The Stuff of Time. Yellow gold, evident in popular European watches last year, is more widespread in 2005 in cases and bracelets, in both classical and contemporary styles. There’s more use, too, of pink and rose gold. Stainless steel remains the most popular metal for watches overall (one of every two worldwide) but lightweight titanium is increasingly used by more midmarket and upscale brands. Designers also are using more nontraditional metal and materials, such as aluminum, tantalum, and tungsten carbide.
The Colors of Time. Following trends in fashion and the important women’s market, watchmakers in recent years have given color higher priority in their designs. In 2005, fashion watches in various shades from subtle pastels to bold brights abound, often with matching mother-of-pearl dials (or color subdials). Among many examples are Fendi’s new Zip Code series, with streamlined horizontal cases on wide color nylon bands; Façonnable’s Hydra series, with brightly colored self-described “palette bracelets”; and Gucci’s color G Bandeau bangle watches, with G bezel.
More expensive watches, even some with complications, are also more colorful, such as Raymond Weil’s Tango Spirit watches, with 44 diamonds, on radiantly bright straps or Patek Philippe’s sporty Aquanaut Luce, with flexible color straps of rubbery composite materials.
Among 2005’s most notable uses of color is that of Hublot’s, which since 1980 has used only its signature black-rubber strap. Starting this year, in a makeover of the luxury brand’s products, Hublot is adding crocodile straps (on flexible rubber bases) in various colors, including blue, red, pink, silver, and bronze.
Generally, there’s more yellow and green on watches, and growing use of orange for dial accents, hour markers, subdials (especially sports watches), and on straps of fashionable watches.
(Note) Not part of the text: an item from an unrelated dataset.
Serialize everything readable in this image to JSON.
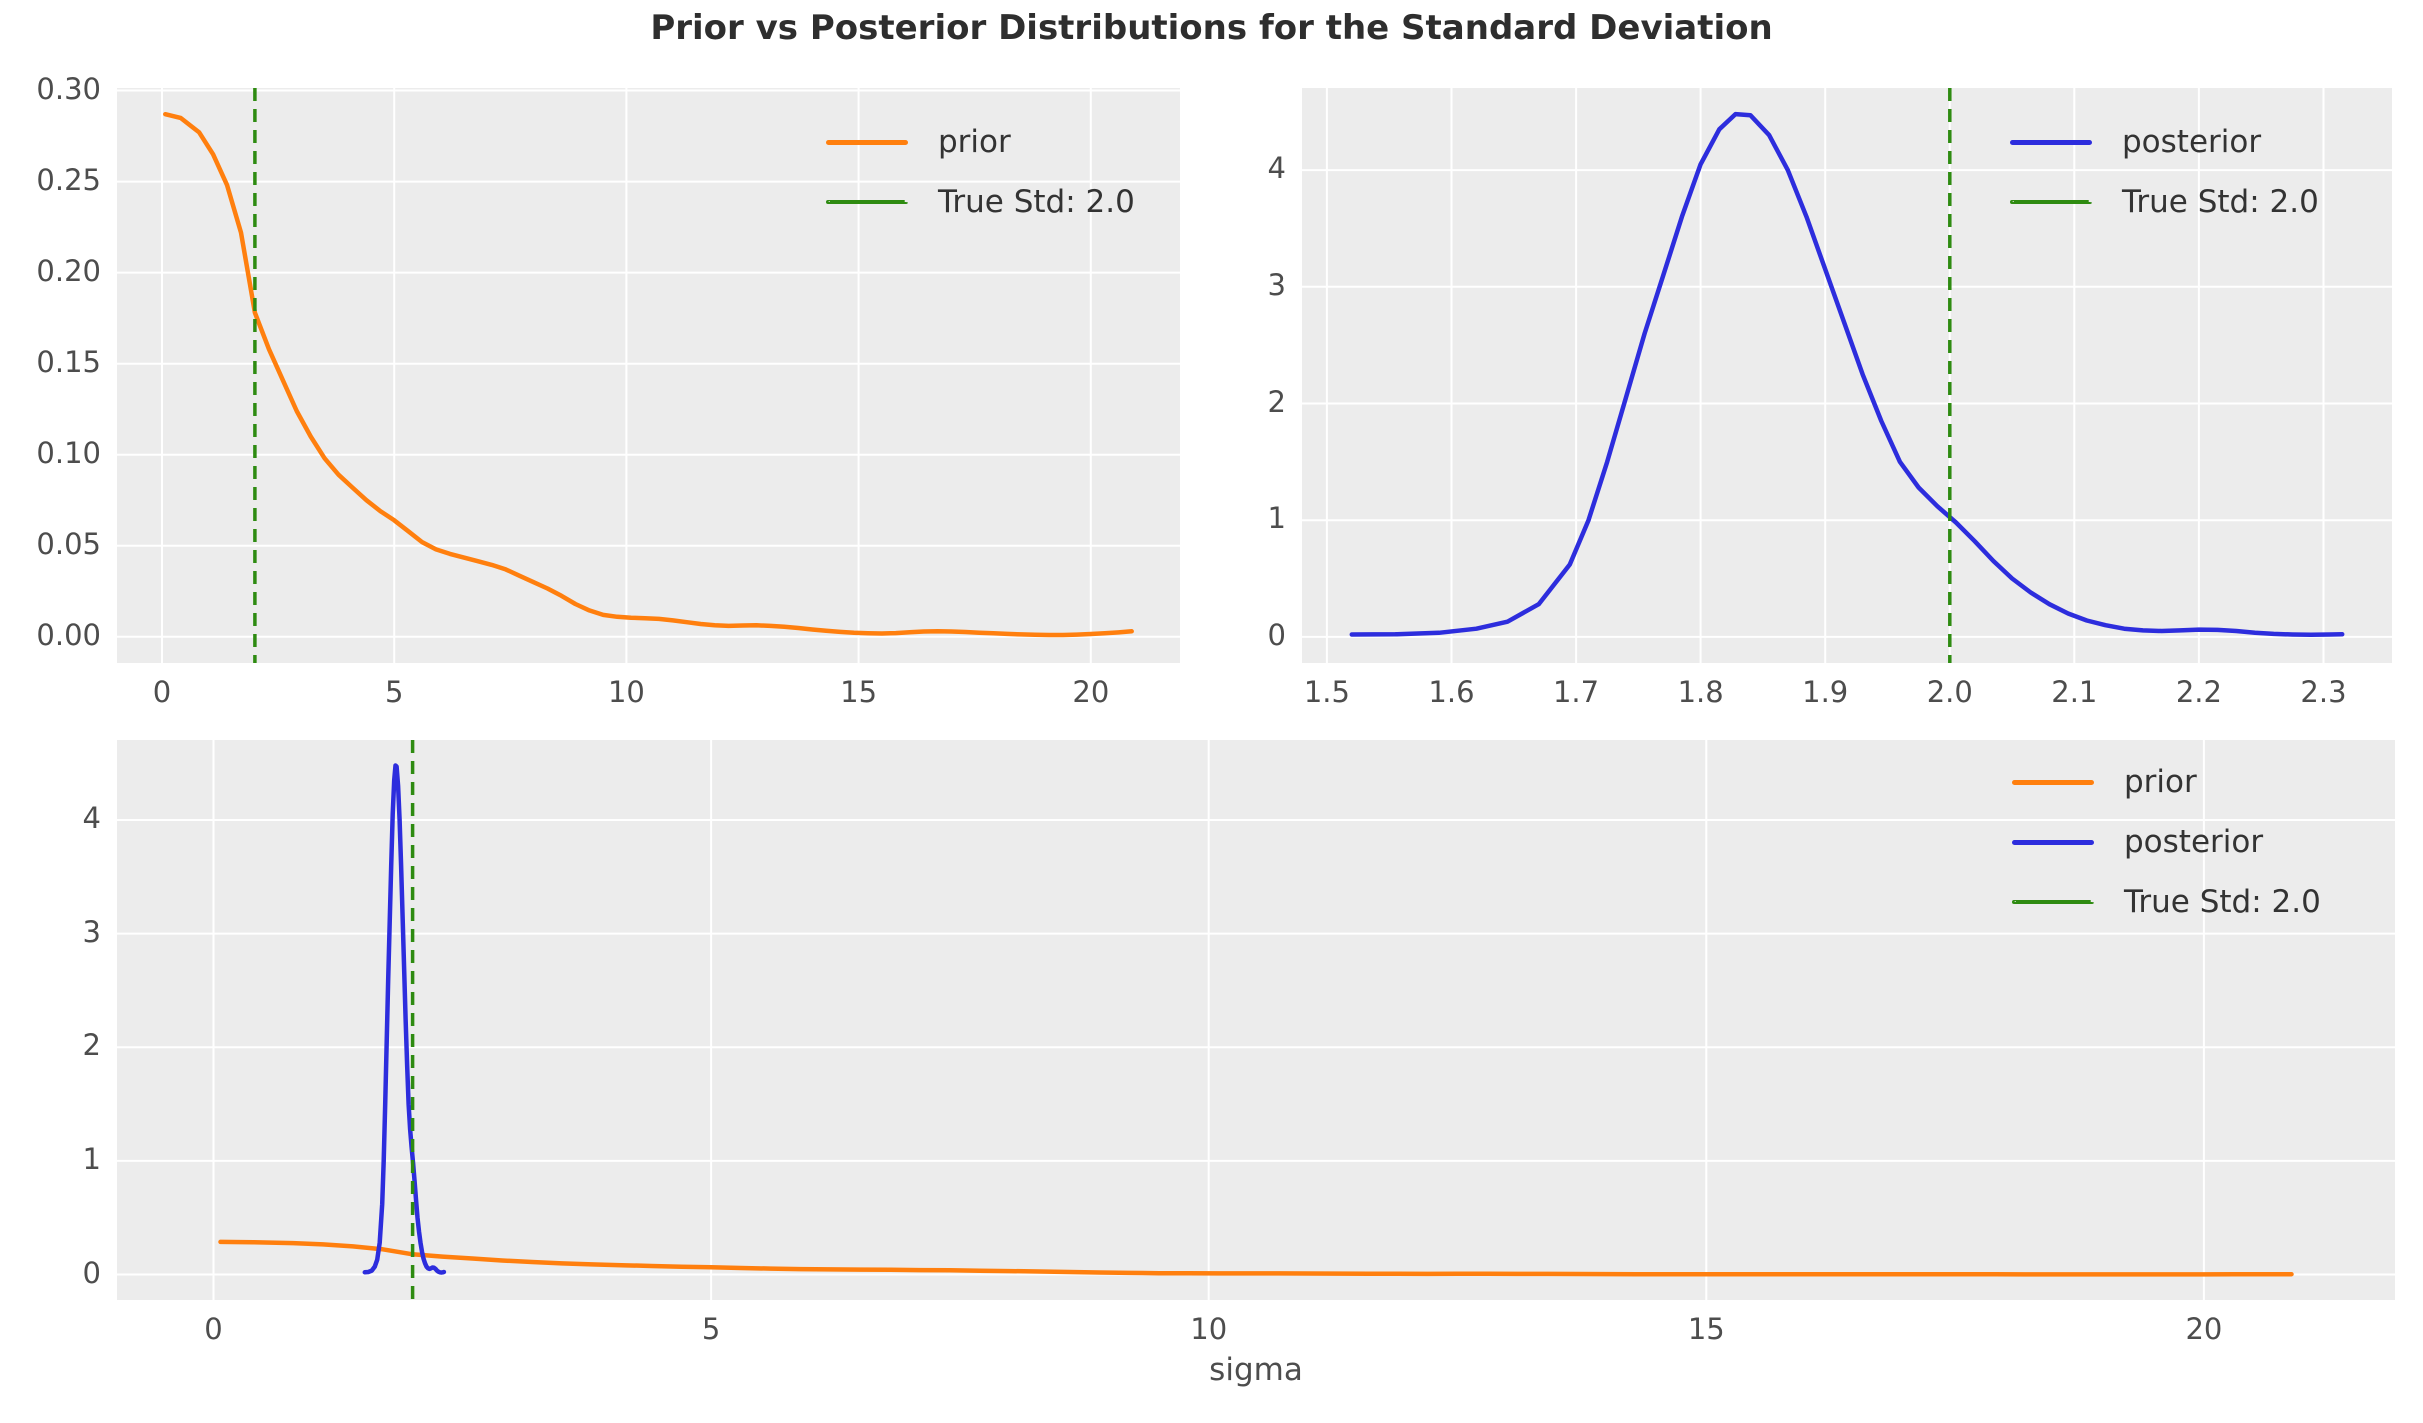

Pastel pink and blue remain popular, as seen in Chanel’s steel square Mademoiselle, Caravelle’s new pastel cuff watches, Rado’s pink Sintra, Montblanc’s women’s sports watches on pink-rubber straps, and Ritmo Mvndo’s oversize diamond watches for women.
And white is still very popular, such as seen in TechnoMarine’s all-white diamond tonneau Butterfly watches, Rado’s white Sintra, and Audemars Piguet’s Royal Oak Lady Alinghi cuff watch.
One of 2005’s new, widely used hues is brown—or as it was inevitably called at the watch shows in candy-loving Switzerland, “chocolate brown.” Many brands in all price categories—such as Guess, Gucci, Louis Erard, Fendi, Pippo Italia, Omega, Hermès, Breitling, and Zenith—are using various brown tones on straps (in addition to traditional brown-leather ones) and even dials.
While most color news concerns women’s watches, there are strong splashes of color in men’s watches, too. Among men’s sport watches generally, “there’s a strong demand for color, especially on diver watches,” notes Sue Rechner, Swiss Army Brands president. Timex’s new perpetual-calendar watches have bright blue dials in silver-color frames and darker-color straps with matching bezels. (Timex’s Indiglo backlight, used in many of its watches, is also adding red, blue, lilac, orange, yellow, pink, and green to its well-known soft blue.)
But 2005’s strap news isn’t all about color. Guess’s new Heavy Metal women’s watches have leopard prints on the dials, Charriol’s Kucha watches have imitation zebra and panther markings on the dial and straps, and Alfex’s newest Bangle watch uses leopard-, tiger-, and giraffe-stamped textiles.